I forgot to follow up on this. I took the ribs off the smoker around 1:10, but left them in the foil bags. I wrapped them in a towel and put them in a cooler until about 5PM. They were still probably 100-110 degrees when I pulled them out. I put BBQ on them and back on the grill to tighten up and when done you never would have known there was a 4ish hour pause in the cook. That give's me a lot of flexibility in cooking. Next steps will be storing in the fridge for a midweek finish and / or freezing for an on demand cook.
Outstanding! I was hoping that you would post your results and super happy to hear that the stall didn't hurt the cook. I'm interested to learn if a few days rest in the fridge works. That would work well for me for ribs at the river. I could get down there mid day, mow, recreate, and still serve up ribs for a group.
 
I'm anxious to hear how your ribs turned out. I know zero smoke is added during the wrap sequence and doubt seriously if any additional smoke is added during the the last hour. I've considered baking them in the oven that last three hours. I can't imagine any flavor loss and the oven is cheaper to operate and handier during the winter months. I've not tried it but will eventually.
As for resting between stages.. no clue. I stalled the cook on a chuck roast once when our dinner plans were unexpectedly delayed. I finished up the cook later and thought it turned out great. I hope your ribs turn out. That could come in handy.

I smoked bb ribs today. I did the traditional 3-2-1 cook on them. They turned out traditionally good. :)

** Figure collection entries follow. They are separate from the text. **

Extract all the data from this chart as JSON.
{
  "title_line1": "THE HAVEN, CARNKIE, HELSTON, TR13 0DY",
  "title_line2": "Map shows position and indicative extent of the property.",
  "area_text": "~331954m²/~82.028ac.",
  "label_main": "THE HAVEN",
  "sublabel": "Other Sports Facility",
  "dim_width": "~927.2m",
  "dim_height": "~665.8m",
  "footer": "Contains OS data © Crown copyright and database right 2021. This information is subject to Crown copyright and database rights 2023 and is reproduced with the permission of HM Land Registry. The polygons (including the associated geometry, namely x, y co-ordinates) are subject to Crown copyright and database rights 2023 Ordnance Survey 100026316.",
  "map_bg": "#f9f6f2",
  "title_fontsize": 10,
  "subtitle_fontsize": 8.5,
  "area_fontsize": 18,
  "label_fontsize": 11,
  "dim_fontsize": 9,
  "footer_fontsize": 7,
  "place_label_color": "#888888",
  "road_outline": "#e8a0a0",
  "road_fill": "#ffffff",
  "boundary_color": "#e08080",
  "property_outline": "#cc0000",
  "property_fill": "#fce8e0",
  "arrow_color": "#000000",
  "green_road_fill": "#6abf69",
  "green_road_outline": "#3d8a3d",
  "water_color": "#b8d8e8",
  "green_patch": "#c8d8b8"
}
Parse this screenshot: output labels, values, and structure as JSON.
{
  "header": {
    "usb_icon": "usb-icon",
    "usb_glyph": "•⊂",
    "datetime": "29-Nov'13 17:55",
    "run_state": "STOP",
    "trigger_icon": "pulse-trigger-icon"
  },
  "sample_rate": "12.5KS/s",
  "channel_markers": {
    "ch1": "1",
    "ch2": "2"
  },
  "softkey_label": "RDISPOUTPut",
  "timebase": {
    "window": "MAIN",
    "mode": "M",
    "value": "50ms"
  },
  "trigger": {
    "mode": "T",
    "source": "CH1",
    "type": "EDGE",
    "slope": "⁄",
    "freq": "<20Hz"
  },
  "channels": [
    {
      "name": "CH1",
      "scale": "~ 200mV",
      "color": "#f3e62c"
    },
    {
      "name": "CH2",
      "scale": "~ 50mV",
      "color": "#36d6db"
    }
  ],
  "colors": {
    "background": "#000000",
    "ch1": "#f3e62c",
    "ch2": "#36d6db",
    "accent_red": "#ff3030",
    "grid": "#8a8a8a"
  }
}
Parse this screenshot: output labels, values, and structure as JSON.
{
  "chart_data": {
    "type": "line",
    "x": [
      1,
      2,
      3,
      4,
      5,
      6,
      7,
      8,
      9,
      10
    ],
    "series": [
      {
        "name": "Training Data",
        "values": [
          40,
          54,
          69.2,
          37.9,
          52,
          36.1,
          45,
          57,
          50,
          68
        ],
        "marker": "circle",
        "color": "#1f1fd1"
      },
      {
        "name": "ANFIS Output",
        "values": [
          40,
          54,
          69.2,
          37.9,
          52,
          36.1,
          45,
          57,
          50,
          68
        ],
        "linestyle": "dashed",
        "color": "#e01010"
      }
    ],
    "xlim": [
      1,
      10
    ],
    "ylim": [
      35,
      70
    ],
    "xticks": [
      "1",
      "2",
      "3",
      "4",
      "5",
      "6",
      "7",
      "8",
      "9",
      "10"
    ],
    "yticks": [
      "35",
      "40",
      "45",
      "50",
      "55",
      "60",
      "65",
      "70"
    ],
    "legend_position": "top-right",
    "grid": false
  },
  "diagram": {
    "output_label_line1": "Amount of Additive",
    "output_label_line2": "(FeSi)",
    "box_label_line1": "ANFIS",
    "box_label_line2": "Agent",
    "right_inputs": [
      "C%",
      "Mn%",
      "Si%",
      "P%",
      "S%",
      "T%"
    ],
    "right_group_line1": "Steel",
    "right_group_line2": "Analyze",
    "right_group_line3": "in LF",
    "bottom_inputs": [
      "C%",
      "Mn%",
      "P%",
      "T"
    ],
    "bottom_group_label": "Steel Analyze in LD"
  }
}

Talking rib membrane... I've cooked them with and without the membrane and find no difference in the two cooks. I even enjoy the cracklin membrane for texture when eating. My wife will not eat the membrane so I remove it more often than not. I use a kitchen knife to get between rib and membrane and then pull it off. What technique have you come up with @Unforgiven ?
Texture. That's the word I was looking for. The sauce won't cling without texture.
 
Last night I smoked/grilled out some boneless skinless chicken thighs. I seasoned them with garlic, salt, and pepper and smoked them at 225° for forty five minutes or so. I then cranked the smoker up to 350° and lightly mopped them with that new hot BBQ sauce I mentioned a while back. Man they were yummy.
 
It has been a while, but I finally cooked something on the grill. Boneless chicken thighs rubbed down with a sweet rub, black pepper, and some chili powder glazed with a homemade soy sauce, honey, red pepper, and garlic sauce to finish it.

View attachment 143054
I was scrolling through some old pics on google photos and came across this picture and got my taste buds going. I had to scroll back through this thread to figure out what the hell I cooked. :p
 
No argument, that looks like some kind of wonderful! I had planned to smoke a brisket point today.
I scored it the other day marked way down. I'll have to try and work and smoke it tomorrow for it needs to be cooked. My impromptu overnighter at the cabin spoiled my Sunday cook.
 
I did a long cook on my brisket today. I was trying to smoke and mow so I deviated from my normal cook. I smoked it for two and a half hours at 235° then dropped the smoker temp to 215° and went mowing. I got home in time to wrap the brisket for forty minutes or so. I removed it at 195° and let it rest an hour before serving. Brisket point is like pork butt... it's difficult to mess it up. The brisket was great.
 
No idea bobby... rings no bells unless you are talking briquettes. Copied from the net:

16 briquettes
So, in the case of an 8” Dutch oven, to get a temperature of 350° you need a total of 16 briquettes. Below the 16 you will notice the numbers 11/5. 11 is the number of briquettes for the top of the oven. 5 is the number of briquettes to go under the oven.
 
It looks like the idea is the fire bricks absorb some of the heat and then dissipate that heat at a slower rate than the charcoals burning. That should in theory give you a longer cook out of less charcoal.
 
We've got a baseball game this afternoon. This lovely loaf of meat will go on the smoker after the game.